Psy w obejściu
Dokładnie.Najlepiej w pilnowaniu obejścia sprawdzają się kundelki czyli tzw mieszańce.
Ja mam 6 psiaków,ale najwięcej hałasu robi malutki kundelek podobny do sarenki.
Jeden z psiaków nocuje w pomieszczeniu z kozami.Ma osobny boks,więc jak ma ochotę to siedzi tam i śpi,a jeśli ma ochotę pobiegać,to wyłazi na podwórko.Jak coś się dzieje,to podnosi alarm głośno szczekając.
Kiedyś mały koźlak wsadził łepetynę między szczeliny w płocie boksu,kundelek tak darł się,że nie można było nie słyszeć.Jak poszłam tam,to wiedziałam dlaczego tak szczekał.No i koty przegania od kóz.

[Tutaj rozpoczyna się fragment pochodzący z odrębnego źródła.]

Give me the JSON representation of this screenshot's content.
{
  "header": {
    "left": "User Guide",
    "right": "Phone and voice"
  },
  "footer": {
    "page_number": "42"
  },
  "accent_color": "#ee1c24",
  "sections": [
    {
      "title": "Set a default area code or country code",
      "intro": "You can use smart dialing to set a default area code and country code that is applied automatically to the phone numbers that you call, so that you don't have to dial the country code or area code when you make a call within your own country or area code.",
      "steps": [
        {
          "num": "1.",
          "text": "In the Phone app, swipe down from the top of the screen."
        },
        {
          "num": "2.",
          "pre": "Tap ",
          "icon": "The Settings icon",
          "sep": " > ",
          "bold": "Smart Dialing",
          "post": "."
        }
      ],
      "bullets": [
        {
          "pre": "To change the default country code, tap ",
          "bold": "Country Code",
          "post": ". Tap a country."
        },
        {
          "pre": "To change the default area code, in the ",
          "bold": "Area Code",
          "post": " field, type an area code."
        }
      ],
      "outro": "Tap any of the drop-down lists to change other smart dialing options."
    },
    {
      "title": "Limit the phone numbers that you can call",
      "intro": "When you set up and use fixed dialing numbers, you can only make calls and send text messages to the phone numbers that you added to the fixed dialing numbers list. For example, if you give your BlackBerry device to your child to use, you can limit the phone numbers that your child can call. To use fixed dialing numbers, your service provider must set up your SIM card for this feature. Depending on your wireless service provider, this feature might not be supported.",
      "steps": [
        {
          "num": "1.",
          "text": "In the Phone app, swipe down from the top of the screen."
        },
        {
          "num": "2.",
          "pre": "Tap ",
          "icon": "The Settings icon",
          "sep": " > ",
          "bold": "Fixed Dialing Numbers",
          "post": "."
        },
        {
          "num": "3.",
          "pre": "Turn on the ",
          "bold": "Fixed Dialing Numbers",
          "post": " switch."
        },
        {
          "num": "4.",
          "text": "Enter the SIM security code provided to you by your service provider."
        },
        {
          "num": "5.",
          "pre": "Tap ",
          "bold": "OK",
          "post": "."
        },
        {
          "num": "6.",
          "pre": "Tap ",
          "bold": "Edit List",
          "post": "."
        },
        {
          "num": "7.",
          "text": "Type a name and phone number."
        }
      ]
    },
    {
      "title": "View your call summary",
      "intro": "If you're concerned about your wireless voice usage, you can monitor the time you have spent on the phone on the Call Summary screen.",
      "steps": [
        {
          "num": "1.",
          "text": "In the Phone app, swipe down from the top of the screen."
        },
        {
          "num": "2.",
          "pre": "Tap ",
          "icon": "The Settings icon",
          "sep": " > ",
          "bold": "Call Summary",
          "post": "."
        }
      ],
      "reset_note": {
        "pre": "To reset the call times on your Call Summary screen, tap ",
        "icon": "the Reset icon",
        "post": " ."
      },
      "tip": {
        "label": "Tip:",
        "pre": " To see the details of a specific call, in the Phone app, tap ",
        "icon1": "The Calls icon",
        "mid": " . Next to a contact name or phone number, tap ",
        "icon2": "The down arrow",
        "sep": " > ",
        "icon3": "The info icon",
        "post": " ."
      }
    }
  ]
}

Kocury uwielbiają spędzać czas w pomieszczeniu gdzie kozy,ale wiadomo-kocury-to mogą jakieś "paskudztwo złapać"i dlatego nie mam nic przeciwko temu,że psiaki przeganiają te koty od kóz.
Tak,że w 100% polecam kundelki jako psiaki do pilnowania.Gorzej sprawdzają się w naganianiu kóz.Każdy mój psiak "poległ"w starciu z kozami.Teraz jak kozy wychodzą na wybieg,to psiaki chowają się po kątach.Dopiero,gdy kozy są daleko psy wychodzą "z kryjówek".Kilka razy już dostały z bańki,więc pewnie wolą nie ryzykować.Mieliśmy jakiś czas temu takiego zajadłego kundla,którego nawet ja się bałam,więc był większość czasu w swoim kojcu,bo atakował wszystkich i wszystko.Wieczorami wypuszczany był na 2godz,żeby sobie "polatał".Kiedyś przez przypadek mój facet wypuścił go z kojca akurat wtedy,gdy kozy z pastwiska zganiałam.

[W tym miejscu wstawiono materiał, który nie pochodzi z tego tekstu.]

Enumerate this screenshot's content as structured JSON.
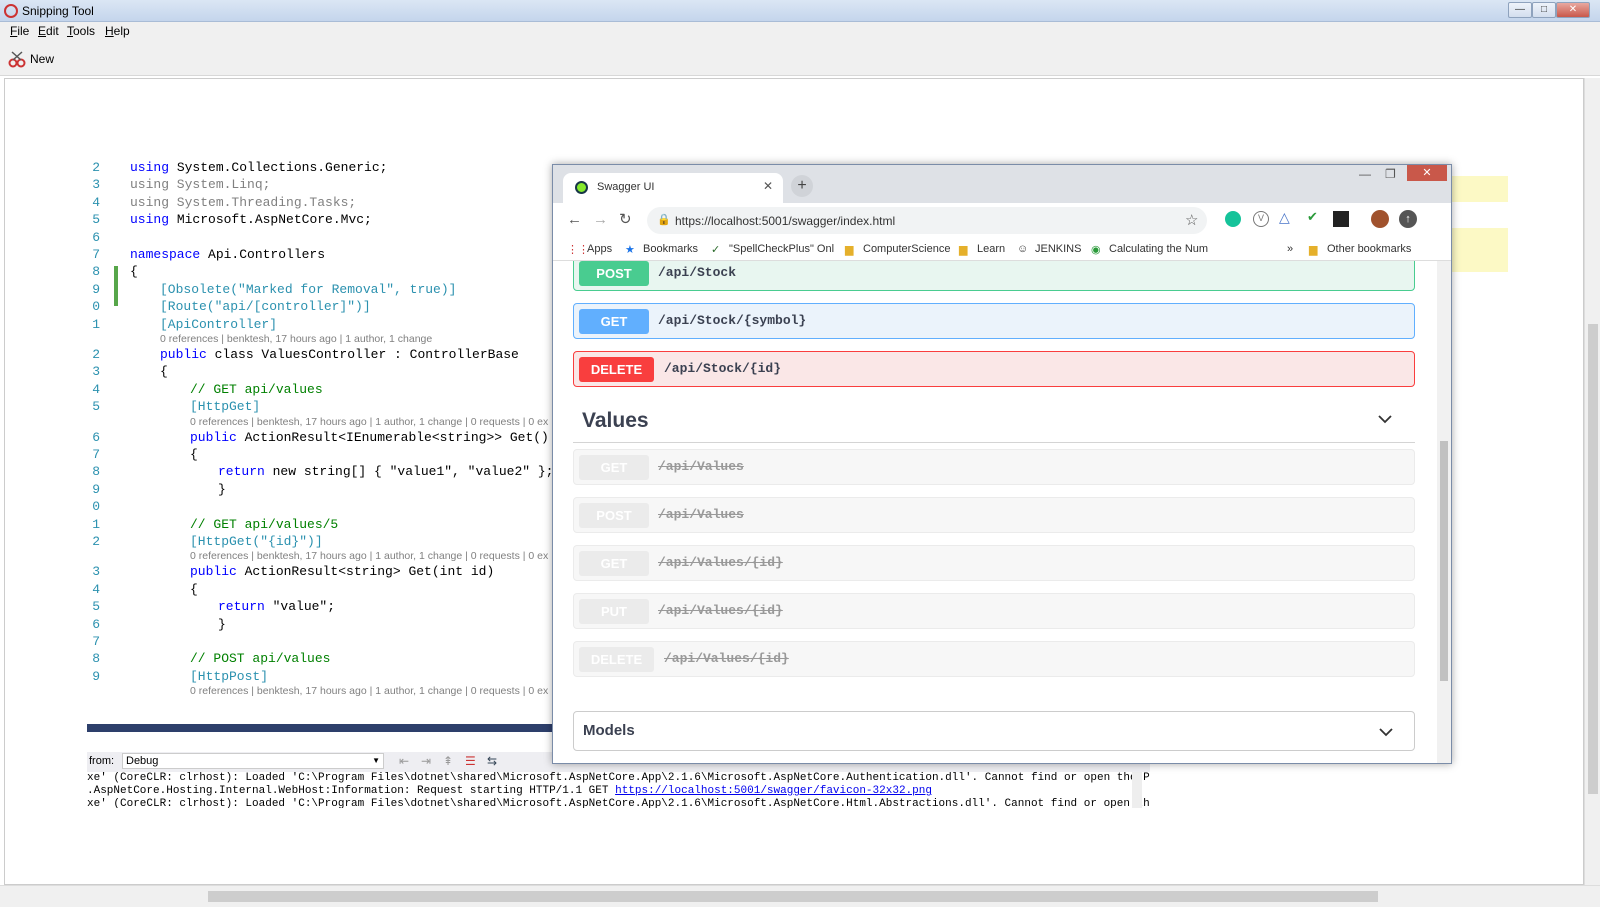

Miałam strach w oczach,podleciał do szefowej stada,zębiska na wierzchu(wielkie zęby,a pies wielkości jamnika),śmierć w oczach.............Odwołać go nie szło.Ja zamarłam,mój facet biegiem za psem,żeby wrazie co go dociągnąć(tylko przed nim pies czuł respekt)........

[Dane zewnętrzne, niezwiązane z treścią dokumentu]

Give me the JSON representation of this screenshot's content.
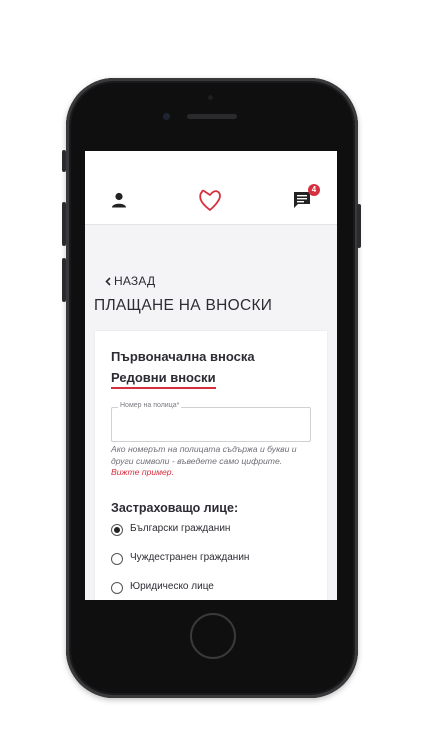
{
  "header": {
    "notification_count": "4",
    "accent_color": "#d6303f",
    "icons": [
      "user-icon",
      "heart-logo",
      "chat-icon"
    ]
  },
  "nav": {
    "back_label": "НАЗАД"
  },
  "page": {
    "title": "ПЛАЩАНЕ НА ВНОСКИ"
  },
  "tabs": {
    "first": "Първоначална вноска",
    "second": "Редовни вноски",
    "active": "Редовни вноски"
  },
  "policy_field": {
    "label": "Номер на полица*",
    "value": "",
    "help_text": "Ако номерът на полицата съдържа и букви и други символи - въведете само цифрите.",
    "example_link": "Вижте пример."
  },
  "insured": {
    "label": "Застраховащо лице:",
    "options": [
      {
        "label": "Български гражданин",
        "checked": true
      },
      {
        "label": "Чуждестранен гражданин",
        "checked": false
      },
      {
        "label": "Юридическо лице",
        "checked": false
      }
    ]
  }
}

No i pies we wściekłym ataku podleciał do szefowej stada,ona stanęła naprzeciw niego i jak przywaliła mu z bańki,to zrobił 3 koziołki w powietrzu.Znowu podleciał i bęc.........Tak,że próbował 3 razy,za każdym razem oberwał.Skamląc poleciał do swojego kojca.
Koza bez szwanku,pies też widocznych obrażeń nie miał,ale strachu najadłam się za wszystkie czasy.